A chain of risk analysis
The HIPAA Final Rule creates a chain of risk analysis and compliance from the hospital, downstream to the business associates who handle / process PHI for the hospital and sub-contractors who handle / process PHI for the business associate.
And so on.
The first thing an organization needs to do is a risk analysis. How important is a risk analysis? Ask Cancer Care Group who were just fined $750,000 for non-compliance with the Security Rule.
$750,000 HIPAA settlement emphasizes the importance of risk analysis and device and media control policies
Cancer Care Group, P.C. agreed to settle potential violations of the Health Insurance Portability and Accountability Act of 1996 (HIPAA) Privacy and Security Rules with the U.S. Department of Health and Human Services (HHS), Office for Civil Rights (OCR). Cancer Care paid $750,000 and will adopt a robust corrective action plan to correct deficiencies in its HIPAA compliance program. Cancer Care Group is a radiation oncology private physician practice, with 13 radiation oncologists serving hospitals and clinics throughout Indiana.
On August 29, 2012, OCR received notification from Cancer Care regarding a breach of unsecured electronic protected health information (ePHI) after a laptop bag was stolen from an employee’s car. The bag contained the employee’s computer and unencrypted backup media, which contained the names, addresses, dates of birth, Social Security numbers, insurance information and clinical information of approximately 55,000 current and former Cancer Care patients.

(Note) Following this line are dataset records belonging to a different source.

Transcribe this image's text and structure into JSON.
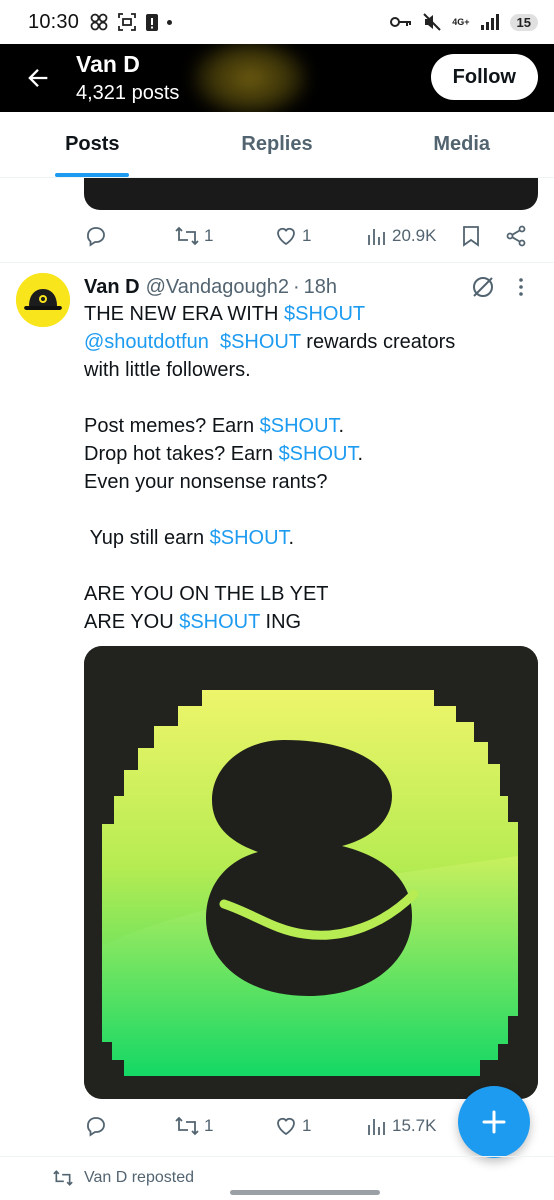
{
  "status_bar": {
    "time": "10:30",
    "network": "4G+",
    "notifications_badge": "15"
  },
  "header": {
    "name": "Van D",
    "posts_count": "4,321 posts",
    "follow_label": "Follow"
  },
  "tabs": [
    {
      "label": "Posts",
      "active": true
    },
    {
      "label": "Replies",
      "active": false
    },
    {
      "label": "Media",
      "active": false
    }
  ],
  "prev_tweet": {
    "reposts": "1",
    "likes": "1",
    "views": "20.9K"
  },
  "tweet": {
    "name": "Van D",
    "handle": "@Vandagough2",
    "separator": "·",
    "time": "18h",
    "lines": [
      [
        {
          "t": "THE NEW ERA WITH "
        },
        {
          "t": "$SHOUT",
          "hl": true
        }
      ],
      [
        {
          "t": "@shoutdotfun",
          "hl": true
        },
        {
          "t": "  "
        },
        {
          "t": "$SHOUT",
          "hl": true
        },
        {
          "t": " rewards creators"
        }
      ],
      [
        {
          "t": "with little followers."
        }
      ],
      [],
      [
        {
          "t": "Post memes? Earn "
        },
        {
          "t": "$SHOUT",
          "hl": true
        },
        {
          "t": "."
        }
      ],
      [
        {
          "t": "Drop hot takes? Earn "
        },
        {
          "t": "$SHOUT",
          "hl": true
        },
        {
          "t": "."
        }
      ],
      [
        {
          "t": "Even your nonsense rants?"
        }
      ],
      [],
      [
        {
          "t": " Yup still earn "
        },
        {
          "t": "$SHOUT",
          "hl": true
        },
        {
          "t": "."
        }
      ],
      [],
      [
        {
          "t": "ARE YOU ON THE LB YET"
        }
      ],
      [
        {
          "t": "ARE YOU "
        },
        {
          "t": "$SHOUT",
          "hl": true
        },
        {
          "t": " ING"
        }
      ]
    ],
    "reposts": "1",
    "likes": "1",
    "views": "15.7K"
  },
  "next_item": {
    "repost_label": "Van D reposted"
  },
  "colors": {
    "accent": "#1d9bf0",
    "text": "#0f1419",
    "muted": "#536471",
    "avatar_bg": "#f9e51c",
    "media_green": "#2edb6f",
    "media_yellow": "#e8f56a"
  }
}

OCR’s subsequent investigation found that, prior to the breach, Cancer Care was in widespread non-compliance with the HIPAA Security Rule. It had not conducted an enterprise-wide risk analysis when the breach occurred in July 2012. Further, Cancer Care did not have in place a written policy specific to the removal of hardware and electronic media containing ePHI into and out of its facilities, even though this was common practice within the organization. For more information see the HHS Press Release from Sep 2, 2015 $750,000 HIPAA settlement emphasizes the importance of risk analysis and device and media control policies
Risk analysis is the first step in meeting Security Rule requirements
I have written here, here, here and here about the importance of risk analysis as a process of understanding the value of your assets, the impact of your threats and the depth of your vulnerabilities in order to implement the best security countermeasures.
The HIPAA Security Rule begins with the analysis requirement in § 164.308(a)(1)(ii)(A). Conducting a risk analysis is the first step in identifying and implementing safeguards that comply with and carry out the standards and implementation specifications in the Security Rule. Therefore, a risk analysis is fundamental to the entire process of HIPAA Security Rule compliance, and must be understood in detail by the organization in order to specifically address safeguards and technologies that will best protect electronic health information. See Guidance on Risk Analysis Requirements under the HIPAA Security Rule. Neither the HHS Guidance nor NIST specify a methodology – we have been using the Practical Threat Analysis methodology for HIPAA Security risk analysis with Israeli medical device companies since 2009 and it works smoothly and effectively helping Israeli medical device vendors comply and implement robust security at the lowest possible cost.
§ 164.308(a)(1)(ii)(A) Risk Analysis (R1): As part of the risk management process, the company performs information security risk analysis for its services (see company procedure XYZ) analyzing software application security, data security and human related vulnerabilities. Risk analysis is performed according to the Practical Threat Analysis methodology.
1 A refers to addressable safeguards, and R refers to required safeguards.